(In the Blog Post, we will demonstrate a Proof-of-Concept on how to use a OpenAI’s Large Language Model to craft Elastic SIEM queries in an automated way. Be mindful of issues with accuracy and privacy before trying to replicate this Proof-of-Concept. More info in our discussion at the bottom of this article.)

Introduction
The primary task of a security analyst or threat hunter is to ask the right questions and then translate them into SIEM query languages, like SPL for Splunk, KQL for Sentinel, and DSL for Elastic. These questions are designed to provide answers about what actually happened. For example: “Identify failed login attempts, Search for a specific user’s login activities, Identify suspicious process creation, Monitor changes to registry keys, Detect user account lockouts, etc.”

The answers to these questions will likely lead to even more questions. Analysts will keep interrogating the SIEM until they get a clear answer. This allows them to piece together a timeline of all the activities and explain whether it is a false positive or an actual incident. To do this, the analysts need to know a bunch of things. First, they need to be familiar with several types of attacks. Next, they need to understand the infrastructure (cloud systems, on-premises, applications, etc.). And on top of all that, they must learn how to use these SIEM tools effectively.
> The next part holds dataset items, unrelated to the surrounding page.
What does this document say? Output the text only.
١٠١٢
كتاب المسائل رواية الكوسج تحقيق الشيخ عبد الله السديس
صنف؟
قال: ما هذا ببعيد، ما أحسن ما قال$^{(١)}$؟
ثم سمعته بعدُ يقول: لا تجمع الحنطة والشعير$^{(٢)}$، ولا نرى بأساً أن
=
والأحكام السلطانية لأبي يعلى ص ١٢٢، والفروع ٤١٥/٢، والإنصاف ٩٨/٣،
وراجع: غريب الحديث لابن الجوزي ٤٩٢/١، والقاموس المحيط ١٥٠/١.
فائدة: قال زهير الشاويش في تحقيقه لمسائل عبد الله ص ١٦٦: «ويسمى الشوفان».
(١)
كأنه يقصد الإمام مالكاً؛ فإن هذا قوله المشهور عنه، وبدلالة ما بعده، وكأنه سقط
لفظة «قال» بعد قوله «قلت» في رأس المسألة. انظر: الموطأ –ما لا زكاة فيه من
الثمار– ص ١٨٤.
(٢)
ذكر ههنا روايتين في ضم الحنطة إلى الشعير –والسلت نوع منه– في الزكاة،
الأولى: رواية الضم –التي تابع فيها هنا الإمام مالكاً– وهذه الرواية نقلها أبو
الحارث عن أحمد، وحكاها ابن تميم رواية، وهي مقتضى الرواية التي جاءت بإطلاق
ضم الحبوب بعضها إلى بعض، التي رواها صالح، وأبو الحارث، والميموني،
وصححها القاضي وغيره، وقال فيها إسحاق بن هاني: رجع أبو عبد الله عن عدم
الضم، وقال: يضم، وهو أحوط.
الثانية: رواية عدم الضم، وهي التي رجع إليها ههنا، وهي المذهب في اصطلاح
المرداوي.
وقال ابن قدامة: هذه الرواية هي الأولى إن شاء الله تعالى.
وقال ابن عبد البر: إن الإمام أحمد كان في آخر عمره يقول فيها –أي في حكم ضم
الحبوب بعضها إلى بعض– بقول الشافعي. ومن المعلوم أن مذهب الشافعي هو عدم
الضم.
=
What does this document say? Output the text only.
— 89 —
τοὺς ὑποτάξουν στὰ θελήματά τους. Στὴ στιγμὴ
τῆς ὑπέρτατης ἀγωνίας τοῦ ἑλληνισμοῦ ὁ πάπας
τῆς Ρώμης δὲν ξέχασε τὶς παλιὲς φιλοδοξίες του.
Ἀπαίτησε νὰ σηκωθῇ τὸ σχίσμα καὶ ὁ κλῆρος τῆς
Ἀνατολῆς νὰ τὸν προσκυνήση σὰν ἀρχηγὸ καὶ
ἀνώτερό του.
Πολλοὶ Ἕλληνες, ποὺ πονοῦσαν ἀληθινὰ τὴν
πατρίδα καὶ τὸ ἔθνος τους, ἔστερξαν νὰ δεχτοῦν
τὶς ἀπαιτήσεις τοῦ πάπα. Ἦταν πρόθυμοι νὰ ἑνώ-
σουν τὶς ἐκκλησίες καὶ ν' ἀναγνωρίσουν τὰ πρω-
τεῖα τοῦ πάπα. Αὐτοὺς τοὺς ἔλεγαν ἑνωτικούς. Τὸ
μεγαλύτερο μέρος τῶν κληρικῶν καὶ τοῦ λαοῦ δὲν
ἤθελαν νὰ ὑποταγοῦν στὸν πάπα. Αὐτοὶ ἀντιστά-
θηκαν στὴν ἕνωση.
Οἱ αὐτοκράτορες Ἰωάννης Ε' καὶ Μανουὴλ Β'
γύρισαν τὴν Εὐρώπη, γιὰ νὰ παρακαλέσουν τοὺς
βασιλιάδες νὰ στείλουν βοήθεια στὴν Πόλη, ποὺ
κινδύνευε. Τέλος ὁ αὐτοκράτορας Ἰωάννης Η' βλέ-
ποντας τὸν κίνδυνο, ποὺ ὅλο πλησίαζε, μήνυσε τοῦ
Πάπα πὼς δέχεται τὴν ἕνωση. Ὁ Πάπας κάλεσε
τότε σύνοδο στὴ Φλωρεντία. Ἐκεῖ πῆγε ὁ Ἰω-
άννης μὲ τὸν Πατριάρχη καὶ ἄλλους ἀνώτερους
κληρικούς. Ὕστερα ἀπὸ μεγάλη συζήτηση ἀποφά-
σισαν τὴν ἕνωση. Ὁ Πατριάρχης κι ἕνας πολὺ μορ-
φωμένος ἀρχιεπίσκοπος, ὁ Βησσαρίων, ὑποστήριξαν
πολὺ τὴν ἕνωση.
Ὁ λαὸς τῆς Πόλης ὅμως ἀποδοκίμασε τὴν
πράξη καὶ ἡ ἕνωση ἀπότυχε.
Is GPT-3 capable of generating Elasticsearch DSL queries?
In this blog post, we will explore how a powerful language model by OpenAI can automate the last step and bridge the gap between human language questions and SIEM query language.

We will be presenting a brief demo of a custom chat web app that allows users to query Windows event logs using natural language and obtain results for incident handling. In our example, we used the TextDavinci-3 model from OpenAI and Elastic as a SIEM. We built the custom chat app, using vanilla JS for the client and NodeJS for the backend.

Architecture
In our design, we send the analysts question to OpenAI using their API within a custom prompt. Subsequently, the resulting Elastic Query is sent to the Elastic SIEM using its API. Lastly, the result from Elastic is returned to the user.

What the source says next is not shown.